The team is an interesting mix of strong sophomores and seniors. Their top two scorers, 5-11 Young (13.5 points per game, including 25 against Calvin) and 6-2 center Maggie Weiers (11.6), are sophomores and weren’t here when the Tommies last made the NCAA Tournament. And that was a one-and-done trip to UW-Whitewater in 2010, so the past three games have been uncharted territory all around. The other three starters, however, are all seniors: Smith (10.0 points per game), Ali Johnson (6.4) and Carolyn Dienhart, with fellow senior Haley Loesch seeing significant time off the bench.

Sarah Smith's senior season has been a long one, with Game 32 coming up Friday.
St.
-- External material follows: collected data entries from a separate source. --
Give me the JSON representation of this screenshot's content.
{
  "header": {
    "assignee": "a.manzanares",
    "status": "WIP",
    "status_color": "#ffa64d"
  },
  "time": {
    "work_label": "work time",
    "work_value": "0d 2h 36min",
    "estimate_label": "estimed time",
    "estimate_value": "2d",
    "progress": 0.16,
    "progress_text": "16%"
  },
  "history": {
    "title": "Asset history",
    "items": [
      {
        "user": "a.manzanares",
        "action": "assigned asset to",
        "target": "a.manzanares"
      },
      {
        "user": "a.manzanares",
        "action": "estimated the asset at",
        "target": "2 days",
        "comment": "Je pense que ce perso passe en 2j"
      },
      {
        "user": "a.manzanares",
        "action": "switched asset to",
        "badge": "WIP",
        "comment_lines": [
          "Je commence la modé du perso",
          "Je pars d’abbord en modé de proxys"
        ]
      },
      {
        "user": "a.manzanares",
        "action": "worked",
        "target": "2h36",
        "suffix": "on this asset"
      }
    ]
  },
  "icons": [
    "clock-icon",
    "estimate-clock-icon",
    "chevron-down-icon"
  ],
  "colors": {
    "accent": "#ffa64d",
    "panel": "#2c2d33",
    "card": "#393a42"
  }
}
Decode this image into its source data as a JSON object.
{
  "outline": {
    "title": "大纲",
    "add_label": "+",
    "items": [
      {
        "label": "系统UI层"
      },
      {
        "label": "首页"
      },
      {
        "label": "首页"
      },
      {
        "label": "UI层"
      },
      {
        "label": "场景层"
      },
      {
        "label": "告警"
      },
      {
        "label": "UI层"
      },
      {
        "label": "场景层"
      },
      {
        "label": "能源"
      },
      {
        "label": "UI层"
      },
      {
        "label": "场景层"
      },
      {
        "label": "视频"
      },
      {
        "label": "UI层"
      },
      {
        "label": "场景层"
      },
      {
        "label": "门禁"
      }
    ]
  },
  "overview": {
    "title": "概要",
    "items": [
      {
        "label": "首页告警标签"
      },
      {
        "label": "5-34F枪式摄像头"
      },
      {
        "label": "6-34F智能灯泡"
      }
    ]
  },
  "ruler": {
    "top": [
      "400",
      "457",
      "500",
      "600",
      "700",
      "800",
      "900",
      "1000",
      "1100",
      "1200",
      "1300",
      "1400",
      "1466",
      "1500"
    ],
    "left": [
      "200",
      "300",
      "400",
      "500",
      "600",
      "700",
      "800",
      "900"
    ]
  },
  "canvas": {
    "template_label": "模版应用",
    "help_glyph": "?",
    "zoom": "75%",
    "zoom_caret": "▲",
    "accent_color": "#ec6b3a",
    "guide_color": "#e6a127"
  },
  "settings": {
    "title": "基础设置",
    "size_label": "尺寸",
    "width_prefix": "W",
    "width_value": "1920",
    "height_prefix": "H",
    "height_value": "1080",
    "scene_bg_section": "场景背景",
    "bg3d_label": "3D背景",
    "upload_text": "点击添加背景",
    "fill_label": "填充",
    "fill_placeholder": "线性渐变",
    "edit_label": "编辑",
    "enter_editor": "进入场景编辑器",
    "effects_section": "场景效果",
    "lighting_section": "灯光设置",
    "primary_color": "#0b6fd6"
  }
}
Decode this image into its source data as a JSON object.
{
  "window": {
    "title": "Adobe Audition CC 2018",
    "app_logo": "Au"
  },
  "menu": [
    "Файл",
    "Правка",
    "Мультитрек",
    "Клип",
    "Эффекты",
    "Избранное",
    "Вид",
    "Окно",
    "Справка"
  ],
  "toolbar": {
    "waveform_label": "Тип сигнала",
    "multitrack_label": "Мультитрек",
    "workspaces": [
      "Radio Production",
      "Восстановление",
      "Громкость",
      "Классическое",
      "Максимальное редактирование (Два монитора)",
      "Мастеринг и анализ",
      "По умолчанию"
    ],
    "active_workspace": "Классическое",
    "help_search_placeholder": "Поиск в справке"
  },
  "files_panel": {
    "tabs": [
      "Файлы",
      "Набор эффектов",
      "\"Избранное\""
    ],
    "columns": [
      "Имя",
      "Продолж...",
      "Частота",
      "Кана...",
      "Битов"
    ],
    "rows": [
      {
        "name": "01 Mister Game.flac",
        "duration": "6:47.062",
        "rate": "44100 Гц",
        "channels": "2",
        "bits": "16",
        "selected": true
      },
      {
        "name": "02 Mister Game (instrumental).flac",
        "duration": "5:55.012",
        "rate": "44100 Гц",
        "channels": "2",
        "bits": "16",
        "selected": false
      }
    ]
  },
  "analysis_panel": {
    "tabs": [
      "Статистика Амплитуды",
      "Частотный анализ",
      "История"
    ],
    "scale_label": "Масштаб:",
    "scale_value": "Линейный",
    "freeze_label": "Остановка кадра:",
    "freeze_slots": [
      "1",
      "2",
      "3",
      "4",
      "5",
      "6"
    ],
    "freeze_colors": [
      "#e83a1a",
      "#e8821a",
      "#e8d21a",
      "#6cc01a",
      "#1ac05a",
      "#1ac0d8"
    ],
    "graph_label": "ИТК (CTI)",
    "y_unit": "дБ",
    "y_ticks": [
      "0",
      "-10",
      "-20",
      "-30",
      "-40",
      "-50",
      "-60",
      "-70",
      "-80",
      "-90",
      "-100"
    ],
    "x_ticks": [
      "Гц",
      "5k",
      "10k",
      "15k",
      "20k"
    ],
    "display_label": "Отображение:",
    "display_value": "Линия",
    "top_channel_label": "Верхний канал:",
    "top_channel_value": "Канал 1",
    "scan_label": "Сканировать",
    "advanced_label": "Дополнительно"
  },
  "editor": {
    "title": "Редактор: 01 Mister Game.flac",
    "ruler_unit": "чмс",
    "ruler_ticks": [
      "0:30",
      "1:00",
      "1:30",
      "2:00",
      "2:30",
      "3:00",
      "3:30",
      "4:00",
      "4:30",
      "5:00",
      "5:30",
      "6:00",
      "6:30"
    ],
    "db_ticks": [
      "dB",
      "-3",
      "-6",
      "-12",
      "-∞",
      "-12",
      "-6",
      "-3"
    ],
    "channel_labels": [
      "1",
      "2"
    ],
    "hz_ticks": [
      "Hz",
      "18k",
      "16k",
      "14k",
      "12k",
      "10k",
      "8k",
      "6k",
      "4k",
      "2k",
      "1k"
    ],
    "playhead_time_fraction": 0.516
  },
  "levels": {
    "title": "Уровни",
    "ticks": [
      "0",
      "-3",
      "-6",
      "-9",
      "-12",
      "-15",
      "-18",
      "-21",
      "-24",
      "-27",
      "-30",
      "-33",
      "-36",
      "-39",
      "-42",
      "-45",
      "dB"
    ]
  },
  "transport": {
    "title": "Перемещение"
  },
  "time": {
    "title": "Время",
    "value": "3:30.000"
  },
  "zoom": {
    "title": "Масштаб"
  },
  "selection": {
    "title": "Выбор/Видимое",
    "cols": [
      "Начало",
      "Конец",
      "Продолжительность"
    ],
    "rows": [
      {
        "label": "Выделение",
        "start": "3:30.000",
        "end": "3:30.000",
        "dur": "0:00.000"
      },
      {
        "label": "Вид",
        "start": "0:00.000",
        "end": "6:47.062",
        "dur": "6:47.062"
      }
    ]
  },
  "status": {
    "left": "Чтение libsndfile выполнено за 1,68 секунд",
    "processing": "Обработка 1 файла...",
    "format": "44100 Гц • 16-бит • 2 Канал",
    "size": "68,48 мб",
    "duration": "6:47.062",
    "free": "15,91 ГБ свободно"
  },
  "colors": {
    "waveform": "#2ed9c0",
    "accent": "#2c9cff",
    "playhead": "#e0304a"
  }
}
Thomas athletics photo by Greg Smith

“I think that even if we lead in scoring, our seniors lead in almost every other category,” Young said. “Sarah Smith has led our team in scoring on multiple occasions, same with Ali Johnson. Haley gives us a spark off the bench. She’s like the strongest girl on our team and gets a lot of tough rebounds. They’re just really good leaders overall. Carolyn (Dienhart) our coach always calls the general of our floor. She runs our plays and knows what we need to be in when we’re flustered.”

“One of the things with our team, sophomores, juniors, seniors, freshmen, it doesn’t matter,” Sinn said. “They’re basketball players, so what we’ve done is we’ve kind of eliminated that. Excellence is being your best when it counts the most. I think our sophomores have done well, just like our seniors. I think they all see they’re valuable members and they have to step up and bring what they’ve brought all year.”

Like last year’s men’s basketball team, and for that matter, this past season’s football team, Sinn’s Tommies subscribe to the maxim about defense and championships. The 72 points allowed to Calvin were the most the Tommies had surrendered all season, and Calvin got five extra minutes to do it.

“I liked our defense,” Sinn said. “I liked our intensity, I liked our passion, especially in the first half. In the first half I thought we had a real purpose to what we were doing.

“Sometimes it isn’t about what you’re giving up, it’s about how you’re contesting. That’s what we talked about to the team. We don’t always have control over whether they can make the shot. We want to make sure that those shots are tough shots. When you’re dealing with an All-American player in Verkaik, you’re going to give up some. Just so she’s not getting the easy shots or the second shots.”

The Tommies have been content to fly a little bit under the radar this season. The season-opening loss was one of just three non-conference games St. Thomas plays, because the Minnesota Intercollegiate Athletic Conference has 12 schools that play women’s basketball. So while they didn’t get a chance to see a lot of ranked teams, that also means there’s not exactly a lot of video floating around on them, their quick guards and their press either.

And like the St. Thomas men in 2011, the women were picked most likely to disappoint out of their portion of the bracket. That’s a common theme bandied about by this team as well, but Sinn said it didn’t matter to her. “It’s more about what we believe than what about everyone else believes.”

But for the team, that pick and the road that the Tommie men took to Walnut and Bronze afterward definitely is on their mind. “We were very inspired,” Taylor said. “We’ve had coach (Steve) Fritz come talk to us and also coach Johnny Tauer (last year’s and this year’s men’s basketball head coaches) and tell us how that was for them, so that was really motivational.

“We know that last year the boys were also predicted as most likely to disappoint as were we this year, so we’re in the same situation and we’re trying to keep winning.”

“We want to continue everything we’ve been doing,” Sinn said in a meeting before practice. “We need to do everything with class, dignity and pride. We’re representing the University of St. Thomas on the national stage.”

That’s something there’s been a lot of in the past few years.